# antiderivative of sqrt x

#### Understand the Problem

The question is asking for the antiderivative of the function sqrt(x), which is a mathematical operation that finds a function whose derivative is sqrt(x). The approach involves using integration rules.

$$\frac{2}{3} x^{3/2} + C$$

The final answer is ( \frac{2}{3} x^{3/2} + C )

#### Steps to Solve

1. Rewrite the function in exponent form

Rewrite $\sqrt{x}$ as $x^{1/2}$ because it's easier to work with exponents when integrating.
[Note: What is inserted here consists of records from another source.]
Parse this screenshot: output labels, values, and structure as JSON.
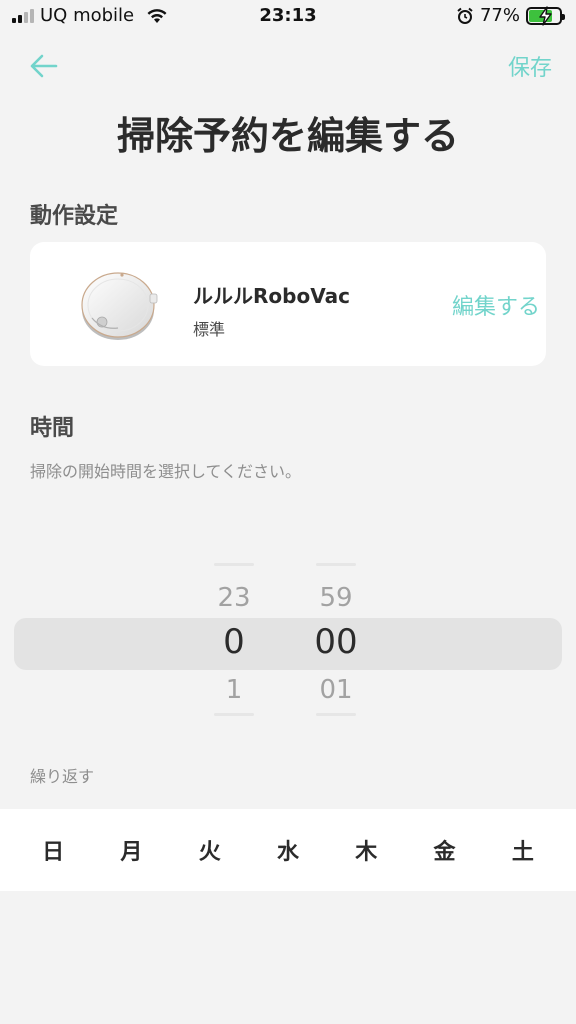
{
  "status_bar": {
    "carrier": "UQ mobile",
    "time": "23:13",
    "battery_percent": "77%",
    "battery_level": 0.77,
    "icons": [
      "signal-icon",
      "wifi-icon",
      "alarm-icon",
      "battery-charging-icon"
    ]
  },
  "nav": {
    "back_icon": "back-arrow-icon",
    "save_label": "保存",
    "accent_color": "#72d4cb"
  },
  "page": {
    "title": "掃除予約を編集する"
  },
  "action_settings": {
    "label": "動作設定",
    "device": {
      "name": "ルルルRoboVac",
      "mode": "標準",
      "edit_label": "編集する",
      "image_icon": "robot-vacuum-icon"
    }
  },
  "time_section": {
    "label": "時間",
    "hint": "掃除の開始時間を選択してください。",
    "hour_picker": {
      "prev": "23",
      "selected": "0",
      "next": "1"
    },
    "minute_picker": {
      "prev": "59",
      "selected": "00",
      "next": "01"
    }
  },
  "repeat_section": {
    "label": "繰り返す",
    "days": [
      "日",
      "月",
      "火",
      "水",
      "木",
      "金",
      "土"
    ]
  }
}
$$\int \sqrt{x} , dx = \int x^{1/2} , dx$$

1. Apply the power rule of integration

The power rule for integration states that $\int x^n , dx = \frac{1}{n+1}x^{n+1} + C$ where $n \neq -1$.

For $n = \frac{1}{2}$:

$$\int x^{1/2} , dx = \frac{1}{1/2 + 1}x^{1/2 + 1} + C$$

1. Simplify the expression

Simplify the exponent and the fraction:

$$\frac{1}{1/2 + 1} = \frac{1}{3/2} = \frac{2}{3}$$

Thus, $$x^{1/2 + 1} = x^{3/2}$$

So the integral becomes:

$$\int x^{1/2} , dx = \frac{2}{3} x^{3/2} + C$$

The final answer is ( \frac{2}{3} x^{3/2} + C )